X
Finance

Mina Ecosystem gets $92M financing to advance its lightweight blockchain

Mina, crypto's "lightest" blockchain, plans to recruit new talent through grants to help achieve its goal of making Web3 infrastructure more secure and democratic.
Written by Marc Wojno, Senior Editor

The Mina Ecosystem, which operates the "lightweight" Mina blockchain, announced today that it has raised $92 million to help attract world-class developers through grants. The goal is to advance the design and development of the Mina Protocol, a cryptocurrency protocol with a fixed, succinct, blockchain sized at 22 kB -- about the size of a few tweets. That makes it possible for users to quickly and directly access it from their smartphone and other blockchains.

The $92 million financing was led by FTX Venture and Three Arrows Capital, with the help of hedge fund Brevan Howard (and its co-founder and billionaire Alan Howard), Amber Group, Blockchain.com, Circle Ventures, Finality Capital Partners, Pantera, and five unnamed Mina backers. The proceeds from the credit raise will help finance grants to attract developers and drive Mina's adoption as the leading zero-knowledge platform within Web3, the company said. 

"Our main goal right now is to give out grants to people who are doing effective work for Mina; this will help us do that much more effectively," Mina Foundation CEO Evan Shapiro told ZDNet. "We've given out more than a thousand grants so far to people who are running block producers, building tools, developers, and others that build community… this [funding] will help us like really double down and grow what we're able to do."

What is Mina?

Like many of the major movers and shakers in the crypto universe today, the Mina Protocol saw its genesis in 2017. That year, a team at O(1) Labs, headed by Shapiro and Izaak Meckler, developed the Mina Protocol with the intent to use cryptographic computing as a means to give users greater control over their digital lives. Four years later, in March 2021, the Mina mainnet was born with the objective of giving anyone using a smartphone the ability to participate, build, exchange, and thrive in the blockchain -- securely and privately.

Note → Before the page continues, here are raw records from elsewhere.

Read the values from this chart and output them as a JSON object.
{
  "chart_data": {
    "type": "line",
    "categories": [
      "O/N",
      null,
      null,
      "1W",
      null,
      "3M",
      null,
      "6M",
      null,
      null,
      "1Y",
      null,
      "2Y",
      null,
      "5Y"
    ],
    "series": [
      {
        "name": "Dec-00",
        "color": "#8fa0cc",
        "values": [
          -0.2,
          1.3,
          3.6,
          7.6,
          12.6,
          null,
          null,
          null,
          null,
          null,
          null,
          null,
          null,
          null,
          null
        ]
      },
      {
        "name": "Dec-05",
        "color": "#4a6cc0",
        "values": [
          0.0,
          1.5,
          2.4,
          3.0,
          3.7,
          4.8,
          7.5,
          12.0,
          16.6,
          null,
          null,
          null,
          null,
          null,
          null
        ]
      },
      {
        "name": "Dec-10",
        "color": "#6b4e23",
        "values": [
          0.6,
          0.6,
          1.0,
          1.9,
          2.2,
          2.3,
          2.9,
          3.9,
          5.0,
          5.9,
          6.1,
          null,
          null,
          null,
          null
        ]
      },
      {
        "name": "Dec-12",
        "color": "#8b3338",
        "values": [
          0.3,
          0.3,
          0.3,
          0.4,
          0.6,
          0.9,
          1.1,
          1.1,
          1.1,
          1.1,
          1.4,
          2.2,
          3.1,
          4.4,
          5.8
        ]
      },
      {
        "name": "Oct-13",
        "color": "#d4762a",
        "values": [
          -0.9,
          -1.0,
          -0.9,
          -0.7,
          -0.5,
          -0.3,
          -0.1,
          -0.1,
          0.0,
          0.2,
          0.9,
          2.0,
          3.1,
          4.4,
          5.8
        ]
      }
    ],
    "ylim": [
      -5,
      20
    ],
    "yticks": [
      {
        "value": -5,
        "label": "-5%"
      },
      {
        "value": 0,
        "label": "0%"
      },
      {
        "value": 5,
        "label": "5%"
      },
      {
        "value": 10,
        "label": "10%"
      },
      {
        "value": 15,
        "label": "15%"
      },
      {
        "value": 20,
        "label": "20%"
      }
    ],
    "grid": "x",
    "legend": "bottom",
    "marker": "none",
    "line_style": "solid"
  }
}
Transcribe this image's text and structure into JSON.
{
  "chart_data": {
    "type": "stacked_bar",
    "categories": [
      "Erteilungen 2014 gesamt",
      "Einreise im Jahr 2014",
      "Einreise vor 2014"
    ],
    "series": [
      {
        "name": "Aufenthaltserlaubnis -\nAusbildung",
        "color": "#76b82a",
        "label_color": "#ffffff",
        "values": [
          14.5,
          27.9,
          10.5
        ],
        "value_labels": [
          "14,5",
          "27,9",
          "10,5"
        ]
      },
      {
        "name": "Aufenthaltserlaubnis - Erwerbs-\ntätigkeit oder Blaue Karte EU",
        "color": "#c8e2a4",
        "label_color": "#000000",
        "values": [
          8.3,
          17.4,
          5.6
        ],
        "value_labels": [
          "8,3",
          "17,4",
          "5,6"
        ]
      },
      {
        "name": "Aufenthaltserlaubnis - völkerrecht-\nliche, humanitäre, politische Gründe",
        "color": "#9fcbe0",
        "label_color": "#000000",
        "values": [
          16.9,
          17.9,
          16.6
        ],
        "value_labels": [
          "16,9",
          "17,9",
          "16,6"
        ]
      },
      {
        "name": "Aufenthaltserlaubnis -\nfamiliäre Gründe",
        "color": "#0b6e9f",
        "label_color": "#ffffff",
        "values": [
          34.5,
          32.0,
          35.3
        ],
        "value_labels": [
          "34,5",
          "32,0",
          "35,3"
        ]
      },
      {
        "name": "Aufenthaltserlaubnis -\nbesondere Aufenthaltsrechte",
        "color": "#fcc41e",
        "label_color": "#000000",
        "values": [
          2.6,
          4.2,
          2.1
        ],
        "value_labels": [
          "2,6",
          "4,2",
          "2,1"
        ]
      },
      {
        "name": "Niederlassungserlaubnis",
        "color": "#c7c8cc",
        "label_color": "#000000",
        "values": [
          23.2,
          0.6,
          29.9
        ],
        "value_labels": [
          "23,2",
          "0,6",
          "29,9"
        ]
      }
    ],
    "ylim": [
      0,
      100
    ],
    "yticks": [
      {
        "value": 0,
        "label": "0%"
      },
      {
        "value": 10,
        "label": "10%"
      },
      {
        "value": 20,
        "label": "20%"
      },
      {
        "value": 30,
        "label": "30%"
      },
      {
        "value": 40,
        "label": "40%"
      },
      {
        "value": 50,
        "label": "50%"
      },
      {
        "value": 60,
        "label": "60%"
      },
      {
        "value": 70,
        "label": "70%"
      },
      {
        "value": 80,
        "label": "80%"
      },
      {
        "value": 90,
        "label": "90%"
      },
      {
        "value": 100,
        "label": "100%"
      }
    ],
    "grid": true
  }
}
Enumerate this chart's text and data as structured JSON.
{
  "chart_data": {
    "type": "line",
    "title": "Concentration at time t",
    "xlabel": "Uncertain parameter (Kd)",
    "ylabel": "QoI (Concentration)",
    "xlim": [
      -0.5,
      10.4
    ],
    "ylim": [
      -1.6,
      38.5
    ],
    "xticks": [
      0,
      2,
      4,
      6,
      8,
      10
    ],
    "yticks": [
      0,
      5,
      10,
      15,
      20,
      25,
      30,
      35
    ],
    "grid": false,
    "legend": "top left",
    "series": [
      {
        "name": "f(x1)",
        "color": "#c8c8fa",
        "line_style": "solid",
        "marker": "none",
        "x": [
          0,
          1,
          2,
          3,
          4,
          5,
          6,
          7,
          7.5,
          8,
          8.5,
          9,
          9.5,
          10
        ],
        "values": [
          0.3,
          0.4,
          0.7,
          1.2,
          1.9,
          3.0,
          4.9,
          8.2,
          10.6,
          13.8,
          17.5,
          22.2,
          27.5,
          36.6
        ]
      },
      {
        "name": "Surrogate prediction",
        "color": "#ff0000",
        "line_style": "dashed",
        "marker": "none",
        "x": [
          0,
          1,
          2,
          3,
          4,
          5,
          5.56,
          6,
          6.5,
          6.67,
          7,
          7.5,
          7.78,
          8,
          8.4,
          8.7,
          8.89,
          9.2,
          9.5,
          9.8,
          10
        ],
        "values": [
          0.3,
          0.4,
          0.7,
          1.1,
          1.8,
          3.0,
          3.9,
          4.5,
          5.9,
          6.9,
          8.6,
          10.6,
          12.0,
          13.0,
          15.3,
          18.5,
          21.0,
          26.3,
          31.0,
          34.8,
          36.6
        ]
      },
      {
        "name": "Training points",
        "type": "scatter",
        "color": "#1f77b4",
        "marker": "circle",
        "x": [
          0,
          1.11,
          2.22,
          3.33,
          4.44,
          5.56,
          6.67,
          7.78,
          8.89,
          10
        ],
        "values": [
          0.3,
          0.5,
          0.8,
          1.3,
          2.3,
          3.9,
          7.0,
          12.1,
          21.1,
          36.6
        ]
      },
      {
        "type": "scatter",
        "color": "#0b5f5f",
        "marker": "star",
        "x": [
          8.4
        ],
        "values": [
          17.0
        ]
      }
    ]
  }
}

Privacy and individual control are paramount to Mina and in line with the objective of Web3 -- the third iteration of the World Wide Web in which individual users, not corporations like Google or Facebook, have control over their online presence, especially their financial and social data. 

The Mina Protocol enables a more secure and private Web3 where users own their data through the deployment of so-called "zero-knowledge proof"-based applications or smart contracts. A zero-knowledge proof, or ZKP, is a method that verifies the truth of data without giving up the data itself. It gained notoriety recently as a result of zk-rollups as a scaling solution to Ethereum's high gas fees, Mina notes.

Blockchain for -- and by -- everyone

Mina says that it takes ZKP-based technology to a new level by putting it in the hands of people using Mina's ZKP smart contracts known as "zkApps." The ease of zkApps's programmability allows Web3 applications that preserve user data privacy to be securely verified by smartphones and browsers as well as securely bridged to other blockchains. 

ZKPs are ingrained into the core design of Mina, enabling encapsulation of the entire chain's history in a single ZKP. This is why Mina's blockchain is able to maintain a small, fixed size of 22kB (Bitcoin is currently around 380 GB). "Zero-knowledge proofs are super exciting because they open up a lot of possibilities for cryptocurrency… particularly around privacy and security for the crypto space," Shapiro said.

For Shapiro, this latest financing is a giant leap toward Mina's goal to become the go-to privacy and end-to-end security layer for Web3, while remaining powered by its users. "We project that zero-knowledge proofs will become increasingly important in Web3, as it will need real user privacy and good security to become more real. And as that happens, we want to be able to use these grants to engage more with the ecosystem and help grow what's happening there," he said.